I washed a load of clothes /and hung them out to dry/Then I went up to town and busied myself all day/The sleeve of your best shirt /rose ceremonious/when I drove in; our night- clothes twined and untwined in /a little gust of wind. (Alone for a week) 

Poetry, though, is much more than words strewn together. Poets can be seen as more earnest than prose writers for they cannot fabricate things, only feel and replicate them in the rhythm of their words. It is a good idea to liberate ourselves from the syndrome of idealising poetry, and recognise it as a power intertwined with the history, politics and cartography of its times. It is no more universal than histories and myths are universal. Neither is it a healing ointment to be applied to our scars and wounds.

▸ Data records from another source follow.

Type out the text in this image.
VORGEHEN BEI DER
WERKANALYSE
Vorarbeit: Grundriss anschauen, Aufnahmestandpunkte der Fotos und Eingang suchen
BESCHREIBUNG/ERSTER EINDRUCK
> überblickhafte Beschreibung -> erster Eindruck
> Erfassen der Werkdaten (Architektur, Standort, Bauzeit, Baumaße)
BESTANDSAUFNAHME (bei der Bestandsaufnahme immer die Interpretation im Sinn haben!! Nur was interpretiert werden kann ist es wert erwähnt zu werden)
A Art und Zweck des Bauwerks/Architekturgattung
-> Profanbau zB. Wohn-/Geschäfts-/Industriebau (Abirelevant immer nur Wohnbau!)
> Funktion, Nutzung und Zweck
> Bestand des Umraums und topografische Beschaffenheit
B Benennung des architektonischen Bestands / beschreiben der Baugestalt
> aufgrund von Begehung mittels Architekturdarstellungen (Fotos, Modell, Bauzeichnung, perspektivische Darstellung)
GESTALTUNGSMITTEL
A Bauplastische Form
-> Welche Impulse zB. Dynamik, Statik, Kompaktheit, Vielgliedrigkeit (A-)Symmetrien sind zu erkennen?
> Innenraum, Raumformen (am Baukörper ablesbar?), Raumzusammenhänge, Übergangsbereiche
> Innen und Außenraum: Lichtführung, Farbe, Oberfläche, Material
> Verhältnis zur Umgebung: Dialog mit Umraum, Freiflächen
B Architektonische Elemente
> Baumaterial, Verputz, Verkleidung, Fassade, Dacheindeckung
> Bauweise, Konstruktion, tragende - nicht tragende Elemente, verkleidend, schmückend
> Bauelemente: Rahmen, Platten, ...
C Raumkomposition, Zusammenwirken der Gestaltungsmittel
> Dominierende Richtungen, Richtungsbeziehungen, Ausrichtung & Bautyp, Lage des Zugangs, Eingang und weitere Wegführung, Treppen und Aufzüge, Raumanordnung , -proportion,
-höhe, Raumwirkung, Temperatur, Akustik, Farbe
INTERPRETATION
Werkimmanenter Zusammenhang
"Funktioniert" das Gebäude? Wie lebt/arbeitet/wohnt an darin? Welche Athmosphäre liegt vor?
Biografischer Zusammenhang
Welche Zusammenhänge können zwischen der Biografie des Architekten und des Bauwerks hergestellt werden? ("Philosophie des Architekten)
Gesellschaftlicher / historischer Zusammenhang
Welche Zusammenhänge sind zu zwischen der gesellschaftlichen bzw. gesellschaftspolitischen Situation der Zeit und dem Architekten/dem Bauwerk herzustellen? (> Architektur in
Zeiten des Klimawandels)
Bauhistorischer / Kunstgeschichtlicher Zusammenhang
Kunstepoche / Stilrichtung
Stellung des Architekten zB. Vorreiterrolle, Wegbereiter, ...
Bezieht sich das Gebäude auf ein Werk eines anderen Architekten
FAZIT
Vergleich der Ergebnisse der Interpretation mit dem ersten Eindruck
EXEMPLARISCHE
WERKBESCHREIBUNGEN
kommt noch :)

Great poetry has the power to start a fire in our minds, to ignite it in imperceptible ways. You may pick up Mary Oliver, Plath, Wordsworth, Rumi, Neruda or Ghalib or Faiz — suddenly you find yourself blown into a world full of awe, terror, wonder, marvel, deep sorrow, and joy. The strength of powerful poetry comes from its intimacy – the way it makes us apprehend the most elusive and ephemeral of experiences and helps us make connections that result in a sense of deep wonder and self-discovery. Some times, it even changes the way we see the world, adding an “eternal seductiveness” to it, in Jean Giraudoux’s words.

Emily Dickinson had written a long time ago, “If I feel physically as if the top of my head were taken off, I know that is poetry.”  More so, if it is heard in the darker times.